DNS infrastructure always remains an attractive target for cyber attackers and some recent targeted attacks on DNS highlight the increasingly sophisticated attack techniques used by hackers.
New dynamics of the attack
Attackers often target DNS via attacks such as tunneling, phishing, hijacking, cache poisoning, and DDoS, however, other attack methods have also been observed. Recently, an attack campaign was found using dynamic DNS services to scale up their attack.
- The DNS-based attack dubbed Operation Spalax was targeting the Colombian government and private companies, especially those belonging to energy and metallurgical industries, via dynamic DNS services.
- Attackers were using a pool of domain names that were dynamically assigned to IP addresses. By doing this, one domain name can be associated with several IP addresses over a period of time and vice versa.
Recent DNS-based attacks
A SAD DNS (Side channel AttackeD DNS) vulnerability has been observed to be reviving DNS cache poisoning differently. The vulnerability is being tracked as CVE-2020-25705.
- DeathStalker, a hacker-for-hire service group, has been found using an unknown malicious implant that uses DNS over HTTPS as a C2 channel. Later, the implant was named PowerPepper.

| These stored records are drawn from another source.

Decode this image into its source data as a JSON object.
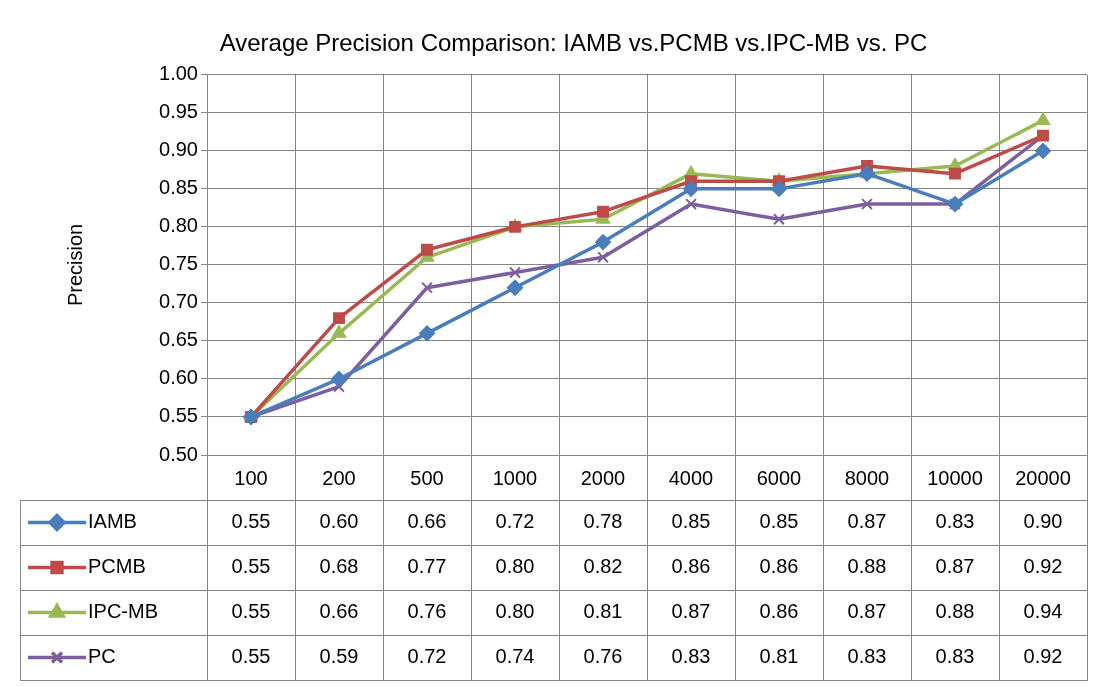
{
  "chart_data": {
    "type": "line",
    "title": "Average Precision Comparison: IAMB vs.PCMB vs.IPC-MB vs. PC",
    "ylabel": "Precision",
    "categories": [
      "100",
      "200",
      "500",
      "1000",
      "2000",
      "4000",
      "6000",
      "8000",
      "10000",
      "20000"
    ],
    "series": [
      {
        "name": "IAMB",
        "color": "#4a7ebb",
        "marker": "diamond",
        "values": [
          0.55,
          0.6,
          0.66,
          0.72,
          0.78,
          0.85,
          0.85,
          0.87,
          0.83,
          0.9
        ],
        "value_labels": [
          "0.55",
          "0.60",
          "0.66",
          "0.72",
          "0.78",
          "0.85",
          "0.85",
          "0.87",
          "0.83",
          "0.90"
        ]
      },
      {
        "name": "PCMB",
        "color": "#be4b48",
        "marker": "square",
        "values": [
          0.55,
          0.68,
          0.77,
          0.8,
          0.82,
          0.86,
          0.86,
          0.88,
          0.87,
          0.92
        ],
        "value_labels": [
          "0.55",
          "0.68",
          "0.77",
          "0.80",
          "0.82",
          "0.86",
          "0.86",
          "0.88",
          "0.87",
          "0.92"
        ]
      },
      {
        "name": "IPC-MB",
        "color": "#98b954",
        "marker": "triangle",
        "values": [
          0.55,
          0.66,
          0.76,
          0.8,
          0.81,
          0.87,
          0.86,
          0.87,
          0.88,
          0.94
        ],
        "value_labels": [
          "0.55",
          "0.66",
          "0.76",
          "0.80",
          "0.81",
          "0.87",
          "0.86",
          "0.87",
          "0.88",
          "0.94"
        ]
      },
      {
        "name": "PC",
        "color": "#7d5fa0",
        "marker": "cross",
        "values": [
          0.55,
          0.59,
          0.72,
          0.74,
          0.76,
          0.83,
          0.81,
          0.83,
          0.83,
          0.92
        ],
        "value_labels": [
          "0.55",
          "0.59",
          "0.72",
          "0.74",
          "0.76",
          "0.83",
          "0.81",
          "0.83",
          "0.83",
          "0.92"
        ]
      }
    ],
    "ylim": [
      0.5,
      1.0
    ],
    "yticks": [
      {
        "value": 0.5,
        "label": "0.50"
      },
      {
        "value": 0.55,
        "label": "0.55"
      },
      {
        "value": 0.6,
        "label": "0.60"
      },
      {
        "value": 0.65,
        "label": "0.65"
      },
      {
        "value": 0.7,
        "label": "0.70"
      },
      {
        "value": 0.75,
        "label": "0.75"
      },
      {
        "value": 0.8,
        "label": "0.80"
      },
      {
        "value": 0.85,
        "label": "0.85"
      },
      {
        "value": 0.9,
        "label": "0.90"
      },
      {
        "value": 0.95,
        "label": "0.95"
      },
      {
        "value": 1.0,
        "label": "1.00"
      }
    ],
    "grid": true,
    "legend": "bottom"
  }
}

- In addition, an unnamed RAT was found to be hiding as a DNS or an SSH server daemon to evade detection and hinder analysis. The unnamed RAT was associated with Magecart.

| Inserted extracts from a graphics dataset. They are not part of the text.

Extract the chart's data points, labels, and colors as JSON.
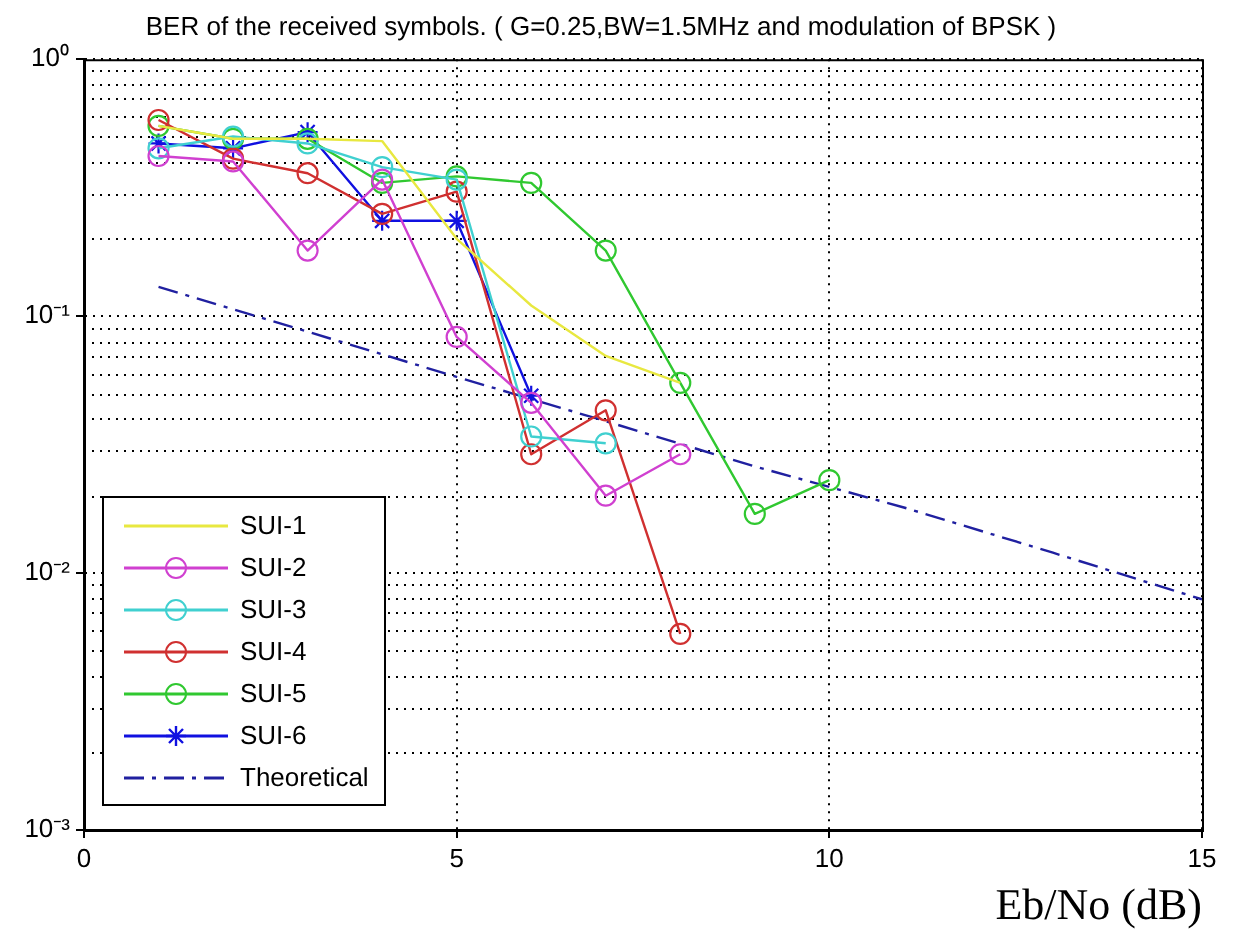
{
  "chart_data": {
    "type": "line",
    "title": "BER of the received symbols. ( G=0.25,BW=1.5MHz and modulation of BPSK )",
    "xlabel": "Eb/No (dB)",
    "log": "y",
    "grid": true,
    "legend": "bottom left",
    "xlim": [
      0,
      15
    ],
    "xticks": [
      0,
      5,
      10,
      15
    ],
    "ylim": [
      0.001,
      1
    ],
    "yticks": [
      {
        "value": 0.001,
        "label": "10⁻³"
      },
      {
        "value": 0.01,
        "label": "10⁻²"
      },
      {
        "value": 0.1,
        "label": "10⁻¹"
      },
      {
        "value": 1,
        "label": "10⁰"
      }
    ],
    "series": [
      {
        "name": "SUI-1",
        "color": "#e8e840",
        "marker": "none",
        "x": [
          1,
          2,
          3,
          4,
          5,
          6,
          7,
          8
        ],
        "values": [
          0.55,
          0.49,
          0.49,
          0.48,
          0.2,
          0.11,
          0.07,
          0.055
        ]
      },
      {
        "name": "SUI-2",
        "color": "#d040d0",
        "marker": "circle",
        "x": [
          1,
          2,
          3,
          4,
          5,
          6,
          7,
          8
        ],
        "values": [
          0.42,
          0.4,
          0.18,
          0.34,
          0.083,
          0.046,
          0.02,
          0.029
        ]
      },
      {
        "name": "SUI-3",
        "color": "#40d0d0",
        "marker": "circle",
        "x": [
          1,
          2,
          3,
          4,
          5,
          6,
          7
        ],
        "values": [
          0.45,
          0.5,
          0.47,
          0.38,
          0.34,
          0.034,
          0.032
        ]
      },
      {
        "name": "SUI-4",
        "color": "#d03030",
        "marker": "circle",
        "x": [
          1,
          2,
          3,
          4,
          5,
          6,
          7,
          8
        ],
        "values": [
          0.58,
          0.41,
          0.36,
          0.25,
          0.305,
          0.029,
          0.043,
          0.0058
        ]
      },
      {
        "name": "SUI-5",
        "color": "#30c830",
        "marker": "circle",
        "x": [
          1,
          2,
          3,
          4,
          5,
          6,
          7,
          8,
          9,
          10
        ],
        "values": [
          0.55,
          0.49,
          0.49,
          0.33,
          0.35,
          0.33,
          0.18,
          0.055,
          0.017,
          0.023
        ]
      },
      {
        "name": "SUI-6",
        "color": "#1010e0",
        "marker": "cross",
        "x": [
          1,
          2,
          3,
          4,
          5,
          6
        ],
        "values": [
          0.47,
          0.45,
          0.52,
          0.235,
          0.235,
          0.049
        ]
      },
      {
        "name": "Theoretical",
        "color": "#2020a0",
        "marker": "none",
        "line_style": "dashed",
        "x": [
          1,
          3,
          5,
          7,
          9,
          11,
          13,
          15
        ],
        "values": [
          0.13,
          0.087,
          0.058,
          0.039,
          0.026,
          0.018,
          0.012,
          0.0079
        ]
      }
    ]
  }
}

- The Voyager Digital LLC (cryptocurrency brokerage platform) halted trading after suffering a cyberattack targeting their DNS configuration.

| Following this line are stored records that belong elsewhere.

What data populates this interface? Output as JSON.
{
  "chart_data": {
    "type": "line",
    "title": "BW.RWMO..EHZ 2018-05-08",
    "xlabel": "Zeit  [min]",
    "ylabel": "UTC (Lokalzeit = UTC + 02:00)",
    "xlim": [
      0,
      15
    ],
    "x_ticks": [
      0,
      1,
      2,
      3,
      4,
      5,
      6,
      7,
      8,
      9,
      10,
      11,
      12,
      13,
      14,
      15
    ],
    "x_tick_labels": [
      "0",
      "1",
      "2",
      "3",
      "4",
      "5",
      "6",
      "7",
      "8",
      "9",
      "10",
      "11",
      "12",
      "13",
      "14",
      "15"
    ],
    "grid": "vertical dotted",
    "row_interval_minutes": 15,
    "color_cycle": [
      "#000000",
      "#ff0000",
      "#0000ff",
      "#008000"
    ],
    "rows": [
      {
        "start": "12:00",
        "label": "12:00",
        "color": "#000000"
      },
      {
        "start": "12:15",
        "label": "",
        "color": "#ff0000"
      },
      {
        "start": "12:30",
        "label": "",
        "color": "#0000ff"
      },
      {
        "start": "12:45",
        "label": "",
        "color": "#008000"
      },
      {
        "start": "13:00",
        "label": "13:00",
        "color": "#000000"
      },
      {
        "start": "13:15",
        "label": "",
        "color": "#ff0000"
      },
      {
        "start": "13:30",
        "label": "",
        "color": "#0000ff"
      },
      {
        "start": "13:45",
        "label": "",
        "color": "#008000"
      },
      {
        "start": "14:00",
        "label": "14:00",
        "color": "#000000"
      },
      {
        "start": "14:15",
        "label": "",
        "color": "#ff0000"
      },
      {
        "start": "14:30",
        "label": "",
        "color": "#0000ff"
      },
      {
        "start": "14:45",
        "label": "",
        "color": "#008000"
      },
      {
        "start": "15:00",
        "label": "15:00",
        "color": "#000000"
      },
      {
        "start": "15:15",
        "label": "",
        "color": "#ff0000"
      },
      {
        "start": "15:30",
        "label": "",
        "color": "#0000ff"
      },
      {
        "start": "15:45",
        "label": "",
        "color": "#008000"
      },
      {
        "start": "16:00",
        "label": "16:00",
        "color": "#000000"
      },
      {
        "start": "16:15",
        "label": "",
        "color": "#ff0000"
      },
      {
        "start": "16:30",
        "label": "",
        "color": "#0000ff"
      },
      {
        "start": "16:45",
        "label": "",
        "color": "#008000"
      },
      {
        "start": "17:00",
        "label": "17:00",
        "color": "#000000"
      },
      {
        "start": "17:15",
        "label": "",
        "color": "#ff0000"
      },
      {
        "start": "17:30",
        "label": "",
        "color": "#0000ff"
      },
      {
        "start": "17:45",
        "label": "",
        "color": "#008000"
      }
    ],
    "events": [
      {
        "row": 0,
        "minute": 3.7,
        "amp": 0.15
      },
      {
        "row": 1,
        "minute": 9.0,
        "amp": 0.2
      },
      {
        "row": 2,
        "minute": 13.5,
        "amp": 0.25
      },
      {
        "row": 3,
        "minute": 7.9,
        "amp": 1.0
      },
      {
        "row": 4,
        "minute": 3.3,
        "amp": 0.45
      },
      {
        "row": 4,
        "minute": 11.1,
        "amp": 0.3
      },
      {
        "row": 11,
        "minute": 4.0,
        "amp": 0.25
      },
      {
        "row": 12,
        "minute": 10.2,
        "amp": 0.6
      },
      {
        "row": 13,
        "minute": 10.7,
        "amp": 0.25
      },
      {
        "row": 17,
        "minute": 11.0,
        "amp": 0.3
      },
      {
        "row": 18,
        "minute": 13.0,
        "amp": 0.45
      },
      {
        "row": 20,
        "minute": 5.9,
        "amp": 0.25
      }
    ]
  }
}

A recent survey discovered that DNS services suffered the most attacks in 2020, with 16% of respondents reporting DNS service based attacks on their telecom organization.
Experts suggest performing context-aware and real-time DNS traffic analysis for behavioral threat detection, keeping DNS resolvers private and protected, and regularly updating the operating system and software.